Specifically, in rural Maryland, physicians used telemedicine to provide buprenorphine treatment for OUD at a treatment center in August 2015. Researchers at the University of Maryland, Baltimore, looked at the first 177 of the patients treated with the approach. They found that retention in treatment was 91% at 1 month and 57% at 3 months. Of patients still in treatment at 3 months, 86% had urine that was opioid negative, researchers said (Am J Addict. 2018 Dec;27[8]:612-17).
And in West Virginia, researchers reviewed the records of 100 patients receiving buprenorphine treatment to compare outcomes of those treated with telemedicine and those treated face-to-face. They found no significant differences between the groups in additional substance use, time to achieve 30 days and 90 days of abstinence, or retention rates at 3 months and 1 year (J Addict Med. 2017 Mar-Apr;11[2]:138-44).
In addition, Dr. Moore said, he has had success with home inductions in the northern reaches of Maine. His first home induction involved a 55-year-old veteran with a history of oxycodone and hydrocodone use who used illicit buprenorphine when he could. Dr. Moore said the man was referred to him on a Monday. He called in a prescription for the drug the next day and gave the patient a handout on how to do a home induction. “Then he had a phone check-in, and we followed up on Thursday. It actually worked really well,” Dr. Moore said.

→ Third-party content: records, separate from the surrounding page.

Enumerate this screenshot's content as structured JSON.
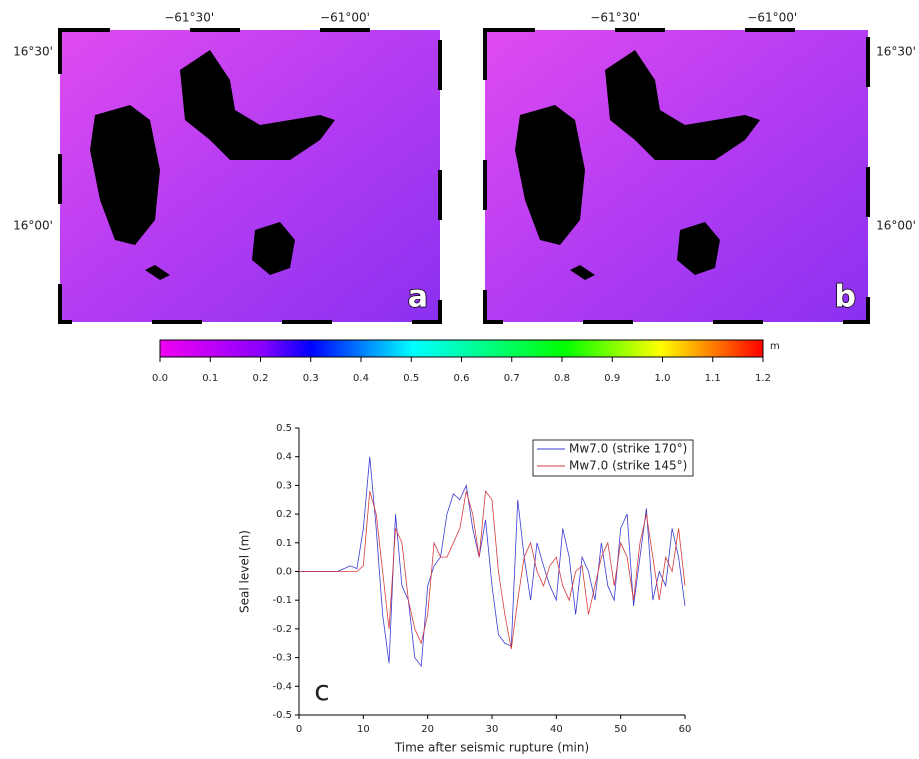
{
  "maps": [
    {
      "label": "a",
      "lon_ticks": [
        "−61°30'",
        "−61°00'"
      ],
      "lat_ticks": [
        "16°30'",
        "16°00'"
      ]
    },
    {
      "label": "b",
      "lon_ticks": [
        "−61°30'",
        "−61°00'"
      ],
      "lat_ticks": [
        "16°30'",
        "16°00'"
      ]
    }
  ],
  "colorbar": {
    "unit": "m",
    "lim": [
      0,
      1.2
    ],
    "ticks": [
      {
        "value": 0,
        "label": "0.0"
      },
      0.1,
      0.2,
      0.3,
      0.4,
      0.5,
      0.6,
      0.7,
      0.8,
      0.9,
      {
        "value": 1,
        "label": "1.0"
      },
      1.1,
      1.2
    ]
  },
  "chart_data": {
    "type": "line",
    "panel_label": "c",
    "xlabel": "Time after seismic rupture (min)",
    "ylabel": "Seal level (m)",
    "xlim": [
      0,
      60
    ],
    "xticks": [
      0,
      10,
      20,
      30,
      40,
      50,
      60
    ],
    "ylim": [
      -0.5,
      0.5
    ],
    "yticks": [
      -0.5,
      -0.4,
      -0.3,
      -0.2,
      -0.1,
      {
        "value": 0,
        "label": "0.0"
      },
      0.1,
      0.2,
      0.3,
      0.4,
      0.5
    ],
    "legend": "upper right",
    "x": [
      0,
      1,
      2,
      3,
      4,
      5,
      6,
      7,
      8,
      9,
      10,
      11,
      12,
      13,
      14,
      15,
      16,
      17,
      18,
      19,
      20,
      21,
      22,
      23,
      24,
      25,
      26,
      27,
      28,
      29,
      30,
      31,
      32,
      33,
      34,
      35,
      36,
      37,
      38,
      39,
      40,
      41,
      42,
      43,
      44,
      45,
      46,
      47,
      48,
      49,
      50,
      51,
      52,
      53,
      54,
      55,
      56,
      57,
      58,
      59,
      60
    ],
    "series": [
      {
        "name": "Mw7.0 (strike 170°)",
        "color": "#3b3bd6",
        "values": [
          0,
          0,
          0,
          0,
          0,
          0,
          0,
          0.01,
          0.02,
          0.01,
          0.15,
          0.4,
          0.15,
          -0.15,
          -0.32,
          0.2,
          -0.05,
          -0.1,
          -0.3,
          -0.33,
          -0.05,
          0.02,
          0.05,
          0.2,
          0.27,
          0.25,
          0.3,
          0.15,
          0.05,
          0.18,
          -0.05,
          -0.22,
          -0.25,
          -0.26,
          0.25,
          0.05,
          -0.1,
          0.1,
          0.02,
          -0.05,
          -0.1,
          0.15,
          0.05,
          -0.15,
          0.05,
          0.0,
          -0.1,
          0.1,
          -0.05,
          -0.1,
          0.15,
          0.2,
          -0.12,
          0.05,
          0.22,
          -0.1,
          0.0,
          -0.05,
          0.15,
          0.05,
          -0.12
        ]
      },
      {
        "name": "Mw7.0 (strike 145°)",
        "color": "#d63b3b",
        "values": [
          0,
          0,
          0,
          0,
          0,
          0,
          0,
          0,
          0,
          0,
          0.02,
          0.28,
          0.2,
          0.0,
          -0.2,
          0.15,
          0.1,
          -0.1,
          -0.2,
          -0.25,
          -0.15,
          0.1,
          0.05,
          0.05,
          0.1,
          0.15,
          0.28,
          0.2,
          0.05,
          0.28,
          0.25,
          0.0,
          -0.15,
          -0.27,
          -0.1,
          0.05,
          0.1,
          0.0,
          -0.05,
          0.02,
          0.05,
          -0.05,
          -0.1,
          0.0,
          0.02,
          -0.15,
          -0.05,
          0.05,
          0.1,
          -0.05,
          0.1,
          0.05,
          -0.1,
          0.1,
          0.2,
          0.05,
          -0.1,
          0.05,
          0.0,
          0.15,
          -0.05
        ]
      }
    ]
  }
}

The dearth of buprenorphine providers in northern Maine makes those kinds of arrangements attractive, he said. In Maine’s Piscataquis County, he said, there is one buprenorphine provider for every 2,000 square miles. “We have about 1 in every 5 square miles in New Haven,” he said. “Thinking about the distance you have to travel, it gets to be pretty daunting.”
The ability of clinicians to provide buprenorphine with telemedicine varies by state. Among the resources needed to provide telemedicine services are reliable Internet access and an ability for a patient to consent to the treatment.
Nationwide, 56.3% of rural counties have no buprenorphine provider, according to a recent study, said Lewei (Allison) Lin, MD, assistant professor of psychiatry at the University of Michigan, Ann Arbor. A survey of 1,100 rural providers, results of which were included in that study, found that 48% of them said concerns about substance diversion or misuse were a barrier to providing buprenorphine, and 44% cited a lack of mental health or psychosocial support services.
“Although this country still has a major issue with access to treatment, we see that the access problem is about double in rural areas,” she said. “If you add on the distance issue and time, this becomes an even greater challenge.”
Nurse practitioners and physician assistants are now able to obtain a Drug Enforcement Administration waiver that will allow them to prescribe OUD, thanks to the Comprehensive Addiction and Recovery Act of 2016.